Symphony No. 7, subtitled Odisséia da paz (Odyssey of the Peace), is a composition by the Brazilian composer Heitor Villa-Lobos, written in 1945. A typical performance lasts about 30 minutes.

==History==
Villa-Lobos composed his Seventh Symphony in Rio de Janeiro in 1945 for a competition in Detroit. As required by the rules of the competition, it was submitted anonymously, using the pseudonym A. Caramurú. It was not awarded a prize in the competition. It was first performed in London on 27 March 1949 by the London Symphony Orchestra, conducted by the composer.
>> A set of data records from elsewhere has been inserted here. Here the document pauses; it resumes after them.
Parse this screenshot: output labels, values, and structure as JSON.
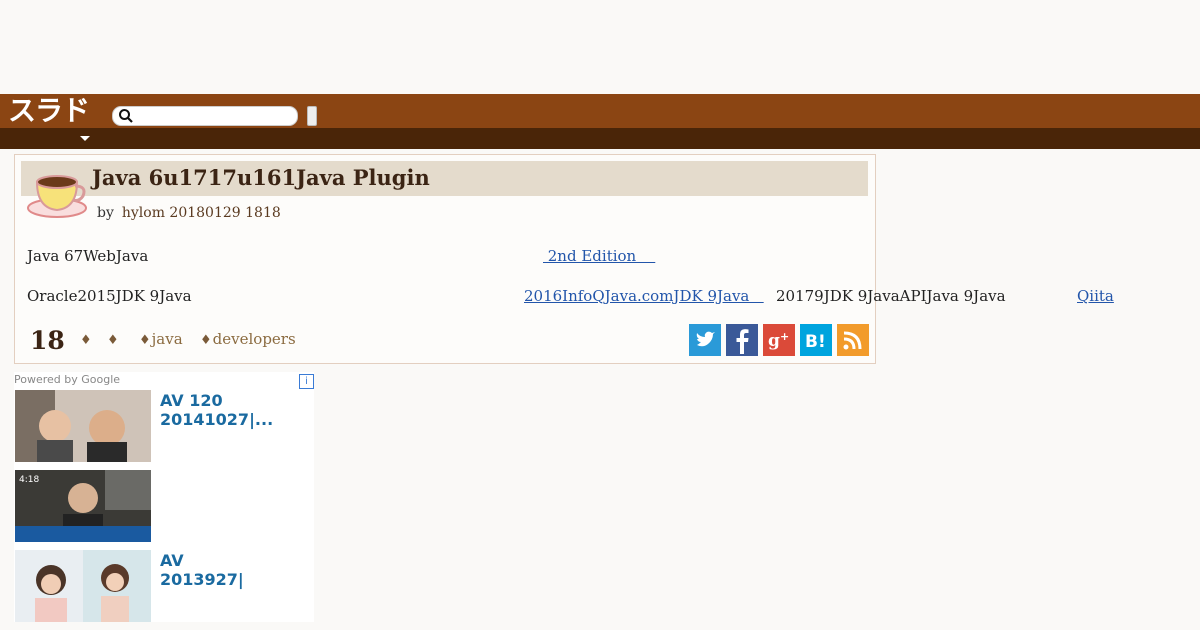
{
  "site": {
    "logo_text": "スラド"
  },
  "search": {
    "placeholder": ""
  },
  "article": {
    "title": "Java 6u1717u161Java Plugin",
    "byline_by": "by",
    "byline_meta": "hylom 20180129 1818",
    "paragraph1_text": "Java 67WebJava",
    "paragraph1_link": " 2nd Edition    ",
    "paragraph2_text": "Oracle2015JDK 9Java",
    "paragraph2_link": "2016InfoQJava.comJDK 9Java   ",
    "paragraph2_text2": "20179JDK 9JavaAPIJava 9Java",
    "paragraph2_link2": "Qiita",
    "comment_count": "18",
    "tags": [
      "",
      "",
      "java",
      "developers"
    ]
  },
  "share": {
    "twitter": "twitter-icon",
    "facebook": "facebook-icon",
    "googleplus": "google-plus-icon",
    "hatena": "hatena-bookmark-icon",
    "rss": "rss-icon",
    "twitter_color": "#2a9ad8",
    "facebook_color": "#3b5998",
    "googleplus_color": "#db4a39",
    "hatena_color": "#00a4de",
    "rss_color": "#f29b2b"
  },
  "ads": {
    "powered_by": "Powered by Google",
    "info_label": "i",
    "items": [
      {
        "title": "AV 120\n20141027|..."
      },
      {
        "title": ""
      },
      {
        "title": "AV\n2013927|"
      }
    ]
  },
  "colors": {
    "header": "#8b4513",
    "subbar": "#4a2508",
    "link": "#2255aa"
  }
}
The symphony, written shortly after the surrender of Germany on 7 May 1945, is subtitled "Odisséia da paz" (Odyssey of the Peace). The second edition of the official Villa-Lobos catalogue, however, at one place gives "Odisséia de uma raça" (the title of an unrelated symphonic poem from 1953), together with a short programmatic description:

A tidal wave splits up part of the Earth. Hills and mountains appeared, uncovering to human eyes a tortuous and irregular perspective, similar to the path of life across the centuries.
As long as there are hills and mountains on earth, people will seek peace. The hills and mountains, firm and solid, planted on earth, defend mankind from whomever wishes, in vain, to destroy them and mimic them.

== Instrumentation ==
The symphony is written for an orchestra consisting of 2 piccolos, 3 flutes, 3 oboes, cor anglais, 3 clarinets, 2 bass clarinets, 3 bassoons, 2 contrabassoons, 6 horns, 4 trumpets, 4 trombones, tuba, percussion (timpani, tam-tam, cymbals, triangle, pandeira, chocalho, glockenspiel, reco reco, side drum, large snare drum, bass drum, Novachord, xylophone, and vibraphone), celesta, 2 harps, piano, and strings.